EEOC sues healthcare provider for pregnancy discrimination
EEOC lawyers sued a healthcare provider for firing an employee who asked for accommodations for her pregnancy and disability-related medical restrictions. The EEOC alleges an employee requested light duty work because of a restricted ability to lift although light duty tasks were available to employees injured on the job. They did not provide her with requested medical leave. Under the Pregnancy Discrimination Act, employers must extend the same accommodations to pregnant employees as other employees with similar medical limitations.
EEOC sues BCBS of Texas for disability discrimination
Dallas, Texas EEOC lawyers allege Blue Cross/Blue Shield of Texas violated the ADA by refusing the provide a reasonable accommodation to a hearing-impaired applicant during the application process.

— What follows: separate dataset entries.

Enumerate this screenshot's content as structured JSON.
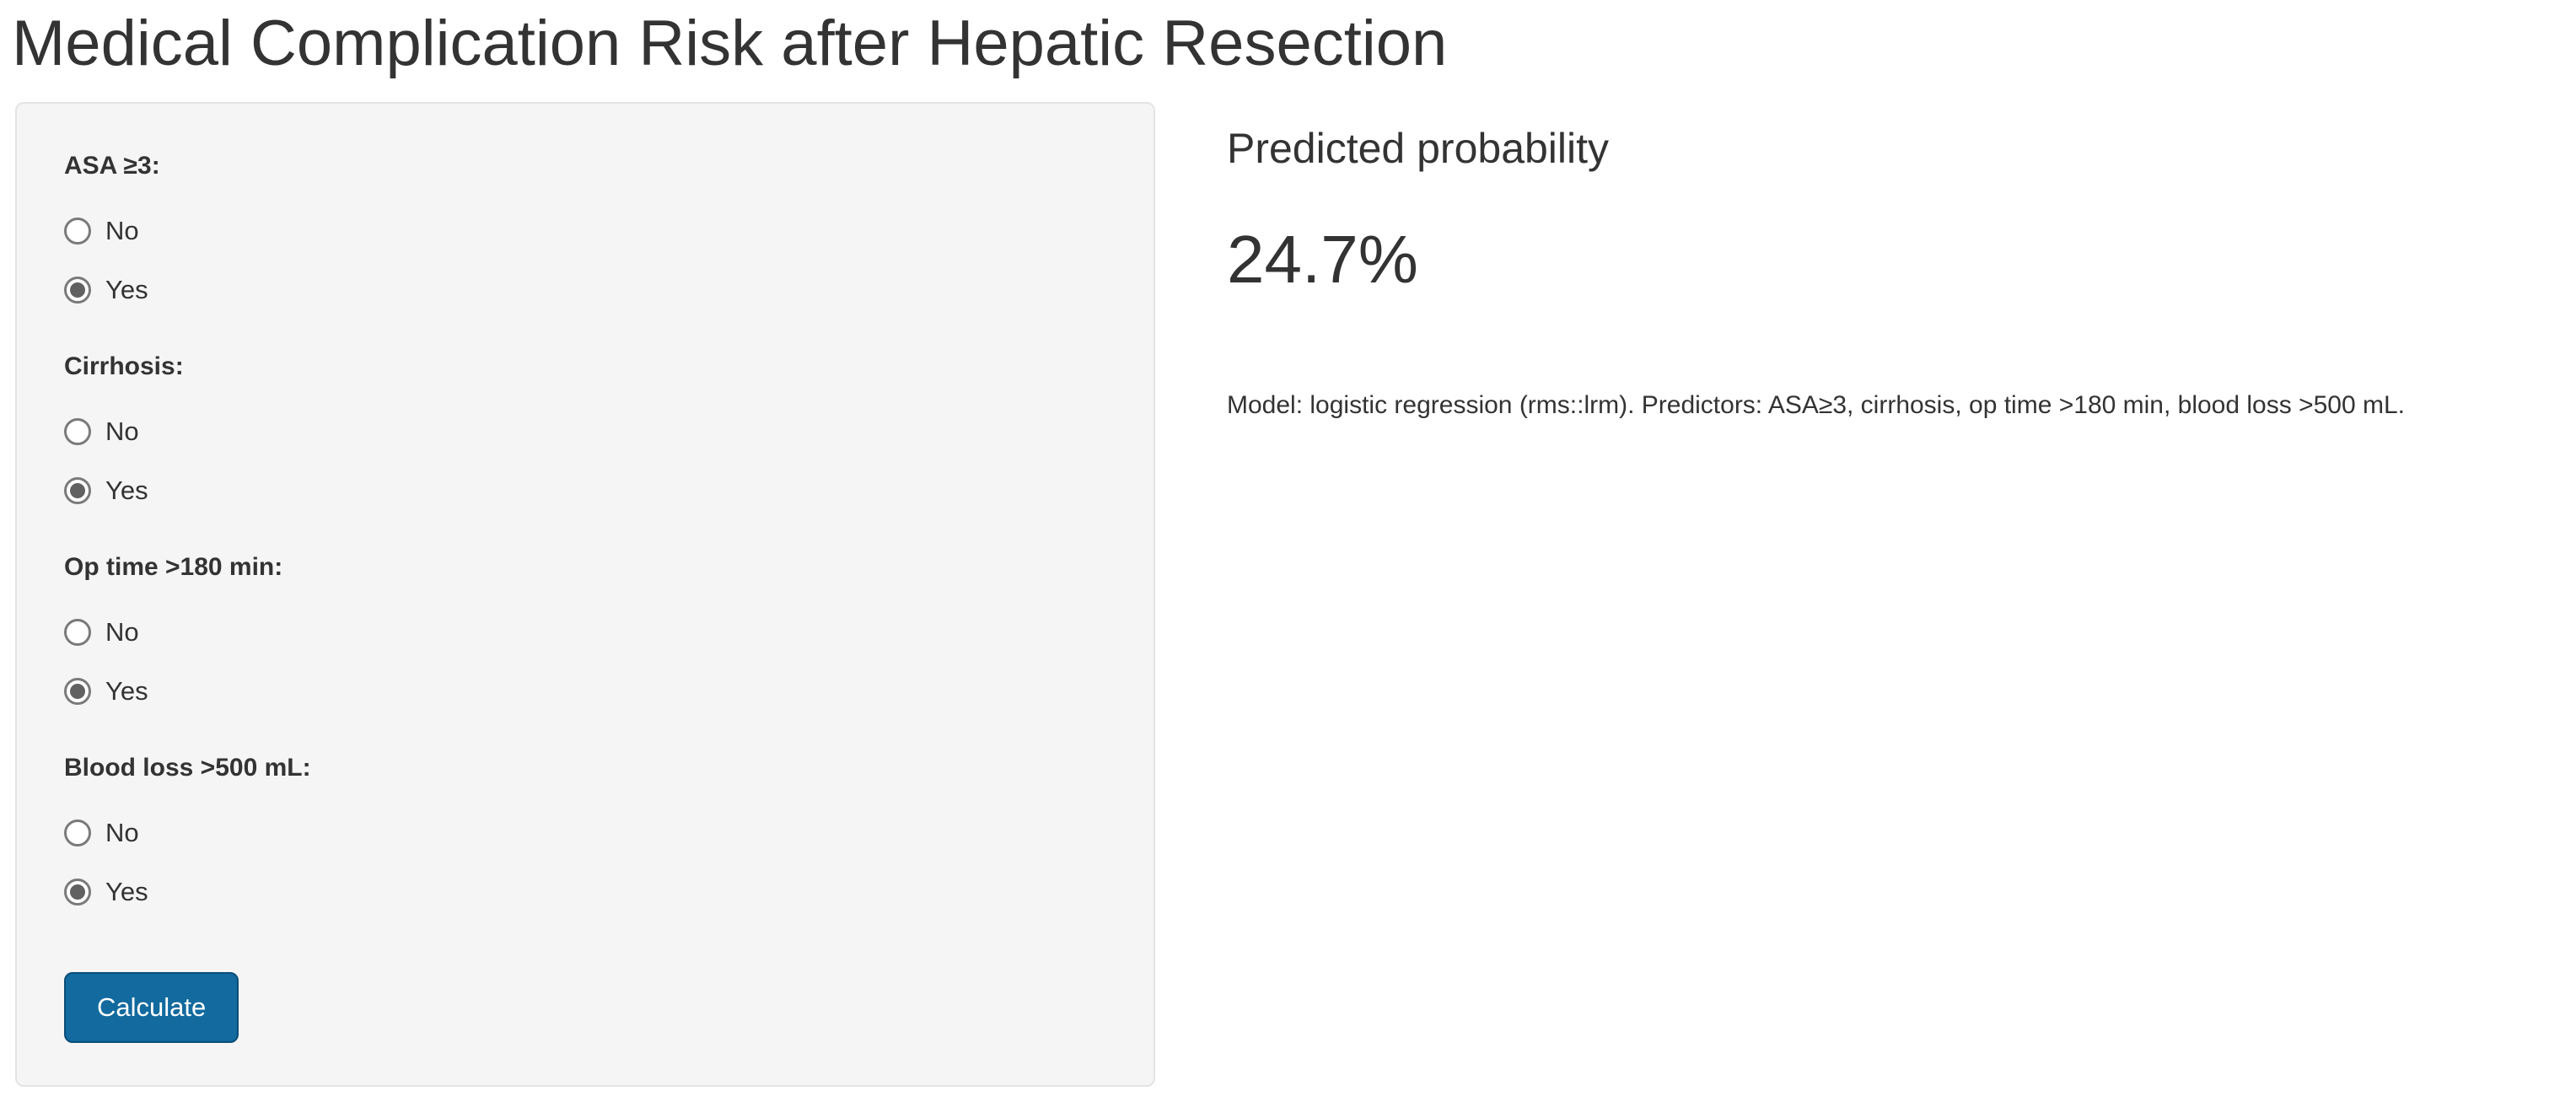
{
  "app": {
    "title": "Medical Complication Risk after Hepatic Resection"
  },
  "sidebar": {
    "groups": [
      {
        "label": "ASA ≥3:",
        "options": [
          {
            "label": "No",
            "selected": false
          },
          {
            "label": "Yes",
            "selected": true
          }
        ]
      },
      {
        "label": "Cirrhosis:",
        "options": [
          {
            "label": "No",
            "selected": false
          },
          {
            "label": "Yes",
            "selected": true
          }
        ]
      },
      {
        "label": "Op time >180 min:",
        "options": [
          {
            "label": "No",
            "selected": false
          },
          {
            "label": "Yes",
            "selected": true
          }
        ]
      },
      {
        "label": "Blood loss >500 mL:",
        "options": [
          {
            "label": "No",
            "selected": false
          },
          {
            "label": "Yes",
            "selected": true
          }
        ]
      }
    ],
    "calculate_label": "Calculate"
  },
  "main": {
    "heading": "Predicted probability",
    "probability": "24.7%",
    "model_note": "Model: logistic regression (rms::lrm). Predictors: ASA≥3, cirrhosis, op time >180 min, blood loss >500 mL."
  },
  "colors": {
    "accent": "#126a9e",
    "accent_border": "#0b4d77",
    "sidebar_bg": "#f5f5f5",
    "sidebar_border": "#e4e4e4",
    "text": "#333333",
    "radio_border": "#7a7a7a",
    "radio_selected_dot": "#616161"
  }
}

The EEOC alleges a deaf applicant applied online for a job with BCBS of Texas and in return received instructions for an online assessment that includes an audio portion. She could not complete the assessment due to the audio portion. There were no captions or visual accommodations. The applicant contacted BCBS of Texas to request an accommodation. The company failed to accommodate and ultimately BCBS of Texas did not hire her. The ADA requires employers to provide reasonable accommodations to employees and applicants.

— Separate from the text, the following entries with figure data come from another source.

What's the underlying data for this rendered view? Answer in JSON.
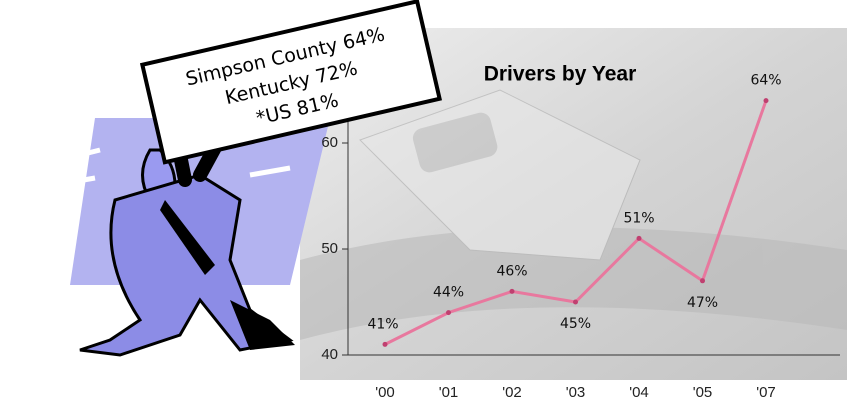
{
  "chart_data": {
    "type": "line",
    "title": "Drivers by Year",
    "annotations": [
      "Simpson County 64%",
      "Kentucky 72%",
      "*US 81%"
    ],
    "categories": [
      "'00",
      "'01",
      "'02",
      "'03",
      "'04",
      "'05",
      "'07"
    ],
    "series": [
      {
        "color": "#e8789e",
        "values": [
          41,
          44,
          46,
          45,
          51,
          47,
          64
        ],
        "value_labels": [
          "41%",
          "44%",
          "46%",
          "45%",
          "51%",
          "47%",
          "64%"
        ]
      }
    ],
    "ylim": [
      40,
      70
    ],
    "yticks": [
      40,
      50,
      60
    ]
  }
}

Dallas, Texas EEOC sues CBS stations group for age discrimination
Dallas EEOC lawyers sued the local CBS stations group for age discrimination when it refused to hire a full time traffic reporter because of her age. According to the EEOC lawsuit, a well-qualified applicant applied for the position of full time traffic reporter. She was over the age of forty. CBS instead hired two younger employees who were not qualified for the position based upon the application requirements. The EEOC attorneys handling the lawsuit allege the station group desired a younger applicant and relied upon age-based stereotypes to decline employment to the applicant.
EEOC sues Walmart for disability discrimination
EEOC attorneys sued retail giant Walmart for disability discrimination when it failed to accommodate an employee’s disability. The EEOC alleges an employee with visual and auditory disabilities worked for the company for sixteen years before running into problems with a new manager. In the first month with the new manager the manager suspended the employee and forced him to submit medical paperwork to keep existing accommodations. After submitting paperwork the store cut off communication. The company extended the suspension until new and unnecessary requests for accommodations were received; however, by cutting off communication the store made it difficult to provide.
EEOC sues hospital for disability discrimination
EEOC lawyers sued a hospital that failed to transfer an employee to a vacant position for which she was qualified. According to the EEOC lawsuit, the employee had an indefinite lifting restriction. The employer required her to take leave at reduced pay. It refused to transfer her to a vacant position. The EEOC alleges the employer discriminated against the employee and refused a reasonable accommodation.
EEOC sues for pregnancy discrimination
EEOC attorneys sued a manufacturer for pregnancy discrimination when it fired a pregnant employee instead of provide an accommodation. According to the EEOC, the employer required an employee to perform a work task that conflicted with pregnancy-related restrictions. The employer fired her for not performing the task. This conduct is unlawful pregnancy discrimination. The EEOC alleges the employer may not treat pregnant employees less favorable in this manner.